As iguarias ou decorações mais baixas devem ser colocadas na posição 3 e as maiores e mais altas na posição 2, numa montagem multidimensional.

Quanto à disposição dos “dentinhos”, o formato é o de “alvo”, com a iguaria principal a figurar no centro daquele “disco voador” a que chamam prato, circundada pelo acompanhamento e pelo molho, o mesmo sucedendo com o formato das sobremesas.

Já outro formato “na berra” é o de “relógio”. Basicamente, a disposição do prato deverá respeitar a distribuição que se segue: as guarnições, divididas na posição de 10 horas e 6 horas, e a proteína à direita, na posição das 2 horas. Tudo muito matemático e geométrico. Segredos talvez dos Maias ou dos Incas, quem sabe…

Resumindo, aritmeticamente, a quantidade de comida é equacionada com contas de sumir, mas o preço a pagar operacionaliza-se com contas de somar muito, muito multiplicadas.

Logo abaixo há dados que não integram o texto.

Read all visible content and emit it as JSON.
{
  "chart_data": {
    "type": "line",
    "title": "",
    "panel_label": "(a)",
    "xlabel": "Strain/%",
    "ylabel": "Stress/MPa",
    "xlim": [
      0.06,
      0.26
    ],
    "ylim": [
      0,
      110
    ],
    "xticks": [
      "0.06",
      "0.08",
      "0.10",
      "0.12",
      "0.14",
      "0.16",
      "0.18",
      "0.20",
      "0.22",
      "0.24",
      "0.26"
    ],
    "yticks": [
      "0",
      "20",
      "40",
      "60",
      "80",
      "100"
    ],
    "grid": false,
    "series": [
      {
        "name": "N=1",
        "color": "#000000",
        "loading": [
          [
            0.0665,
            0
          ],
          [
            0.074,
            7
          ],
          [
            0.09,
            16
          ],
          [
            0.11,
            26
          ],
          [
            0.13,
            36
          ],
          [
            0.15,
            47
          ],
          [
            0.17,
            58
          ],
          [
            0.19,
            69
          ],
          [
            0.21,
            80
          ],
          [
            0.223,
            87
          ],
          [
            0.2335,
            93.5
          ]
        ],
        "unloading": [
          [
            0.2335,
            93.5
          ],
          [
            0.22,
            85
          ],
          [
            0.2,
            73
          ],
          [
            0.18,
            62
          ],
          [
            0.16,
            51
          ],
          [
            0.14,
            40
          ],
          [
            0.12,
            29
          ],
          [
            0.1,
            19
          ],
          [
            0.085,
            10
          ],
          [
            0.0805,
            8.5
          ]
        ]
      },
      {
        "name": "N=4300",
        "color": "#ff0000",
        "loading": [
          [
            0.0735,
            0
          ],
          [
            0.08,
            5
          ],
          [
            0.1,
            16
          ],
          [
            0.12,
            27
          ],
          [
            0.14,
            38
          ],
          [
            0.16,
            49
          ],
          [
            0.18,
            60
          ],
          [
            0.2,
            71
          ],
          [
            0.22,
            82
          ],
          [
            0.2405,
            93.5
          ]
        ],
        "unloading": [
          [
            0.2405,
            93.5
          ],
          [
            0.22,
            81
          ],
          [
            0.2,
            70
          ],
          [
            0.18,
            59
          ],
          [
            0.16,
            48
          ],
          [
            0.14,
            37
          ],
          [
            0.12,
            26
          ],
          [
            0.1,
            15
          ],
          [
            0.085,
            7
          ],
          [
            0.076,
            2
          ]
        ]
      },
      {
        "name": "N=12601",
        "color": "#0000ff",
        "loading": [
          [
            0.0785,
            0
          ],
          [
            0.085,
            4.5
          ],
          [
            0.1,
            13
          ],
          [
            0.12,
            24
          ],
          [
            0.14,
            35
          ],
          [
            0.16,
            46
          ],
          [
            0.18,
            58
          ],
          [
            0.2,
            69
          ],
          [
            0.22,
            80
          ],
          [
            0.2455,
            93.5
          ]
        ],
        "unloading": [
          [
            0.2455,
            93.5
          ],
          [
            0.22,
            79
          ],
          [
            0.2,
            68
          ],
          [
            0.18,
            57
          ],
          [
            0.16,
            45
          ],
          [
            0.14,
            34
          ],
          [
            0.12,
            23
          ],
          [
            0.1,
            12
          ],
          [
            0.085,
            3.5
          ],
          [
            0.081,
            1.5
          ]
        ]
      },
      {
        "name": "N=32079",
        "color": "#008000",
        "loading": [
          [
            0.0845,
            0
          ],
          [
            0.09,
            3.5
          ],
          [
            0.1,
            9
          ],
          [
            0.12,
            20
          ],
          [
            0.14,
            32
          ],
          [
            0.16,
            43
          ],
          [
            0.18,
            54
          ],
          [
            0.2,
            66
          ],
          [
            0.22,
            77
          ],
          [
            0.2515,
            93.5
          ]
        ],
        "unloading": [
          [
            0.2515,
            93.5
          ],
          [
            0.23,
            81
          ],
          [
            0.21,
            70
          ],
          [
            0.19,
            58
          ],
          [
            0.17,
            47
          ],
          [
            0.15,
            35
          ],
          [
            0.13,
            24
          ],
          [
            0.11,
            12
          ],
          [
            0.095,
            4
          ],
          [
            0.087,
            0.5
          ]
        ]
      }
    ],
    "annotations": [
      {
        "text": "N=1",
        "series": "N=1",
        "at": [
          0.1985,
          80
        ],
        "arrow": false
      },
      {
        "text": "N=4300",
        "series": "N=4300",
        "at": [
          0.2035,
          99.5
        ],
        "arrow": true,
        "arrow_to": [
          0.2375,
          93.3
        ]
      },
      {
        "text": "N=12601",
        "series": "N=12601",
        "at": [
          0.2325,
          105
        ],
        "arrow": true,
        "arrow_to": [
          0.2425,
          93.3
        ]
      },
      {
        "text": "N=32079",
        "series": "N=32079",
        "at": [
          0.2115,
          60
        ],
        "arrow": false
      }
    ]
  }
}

Num dos anúncios publicitários televisivos, há um famoso “chef” que, depois de levar a comida à mesa, repentinamente, tem a epifania de que falta alguma coisa. No caso, era uma cerveja.

E todos respiram de alívio porque já não falta nada. A não ser, a não ser… comida. Obviamente que não falamos de “cogulos” para fartar brutos, mas comida que não pareça um aperitivo para ir depois a um restaurante menos modernaço almoçar ou jantar (verdadeiramente) sem as estrelas Michelin de uma indisfarçável “roeza”.

Artigo de opinião escrito por: João Abel Torres.